A modern person would be worse off in regard to coinage, as none of the coins in common circulation are silver or copper. PDAs would hold out as long as the battery charge, though the data within might survive much longer.
If a man knew he was going to be whisked back into the past, he would load himself down with all sorts of useful junk in preparation, an encyclopedia, texts on metallurgy, mathematics, and medicine, a slide rule, and so forth. And a gun, with plenty of ammunition.

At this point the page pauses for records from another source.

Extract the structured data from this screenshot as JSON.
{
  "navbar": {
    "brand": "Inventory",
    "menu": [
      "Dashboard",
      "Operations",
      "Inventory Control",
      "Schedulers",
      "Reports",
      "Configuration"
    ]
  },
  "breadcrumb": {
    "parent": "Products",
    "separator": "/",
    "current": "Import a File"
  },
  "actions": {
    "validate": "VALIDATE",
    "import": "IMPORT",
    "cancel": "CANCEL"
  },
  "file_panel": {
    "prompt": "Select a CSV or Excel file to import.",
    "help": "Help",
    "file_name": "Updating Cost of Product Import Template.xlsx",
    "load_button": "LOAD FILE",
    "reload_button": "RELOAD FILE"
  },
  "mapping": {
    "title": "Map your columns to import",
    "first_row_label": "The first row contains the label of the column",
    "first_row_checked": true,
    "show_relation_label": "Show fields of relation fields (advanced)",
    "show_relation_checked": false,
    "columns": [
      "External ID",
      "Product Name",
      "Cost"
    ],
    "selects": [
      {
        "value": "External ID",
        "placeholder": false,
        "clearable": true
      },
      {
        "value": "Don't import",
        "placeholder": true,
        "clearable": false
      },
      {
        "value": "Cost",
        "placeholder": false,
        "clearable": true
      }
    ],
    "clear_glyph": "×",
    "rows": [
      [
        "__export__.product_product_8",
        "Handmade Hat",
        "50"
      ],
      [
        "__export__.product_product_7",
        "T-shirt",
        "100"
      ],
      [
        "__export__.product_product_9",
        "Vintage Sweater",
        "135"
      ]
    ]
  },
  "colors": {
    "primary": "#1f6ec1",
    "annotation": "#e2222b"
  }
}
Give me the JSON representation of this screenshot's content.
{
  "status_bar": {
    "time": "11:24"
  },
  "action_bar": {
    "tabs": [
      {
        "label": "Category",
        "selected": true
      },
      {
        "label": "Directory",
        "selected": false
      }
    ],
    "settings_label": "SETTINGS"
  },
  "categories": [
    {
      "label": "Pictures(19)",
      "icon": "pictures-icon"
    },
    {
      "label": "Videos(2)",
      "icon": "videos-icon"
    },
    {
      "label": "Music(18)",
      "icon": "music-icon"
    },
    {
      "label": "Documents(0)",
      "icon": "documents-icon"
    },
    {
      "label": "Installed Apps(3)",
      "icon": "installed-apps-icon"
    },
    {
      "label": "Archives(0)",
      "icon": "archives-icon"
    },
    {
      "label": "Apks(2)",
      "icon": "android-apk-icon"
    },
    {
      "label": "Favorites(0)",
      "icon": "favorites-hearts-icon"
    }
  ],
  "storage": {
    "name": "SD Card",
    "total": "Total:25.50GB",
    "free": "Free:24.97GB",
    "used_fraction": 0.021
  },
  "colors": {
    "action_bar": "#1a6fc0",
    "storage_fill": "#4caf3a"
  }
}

But Padway had no gun, no encyclopedia, nothing but what an ordinary twentieth-century man carries in his pockets. Oh, a little more, because he’d been traveling at the time: such useful things as the traveler’s checks, a hopelessly anachronistic street map, and his passport. And he had his wits. He’d need them.
Slide rule could be replaced with a solar panel calculator, the rest makes sense. A person getting shunted from modern Rome or even New York City would be unlikely to carry any sidearm at all, though he might have a pocket knife. A person getting time-shunted from Boise or Nashville may well be better prepared, though his chances of finding any civilization in 536AD would be slim indeed.
So assuming you get moved back in time as you are on a typical day, with just the clothes and the contents of your pockets coming along, how would you do? I would assume that language and medical skills would be more important than specific artifacts, but having a few useful gadgets can’t hurt.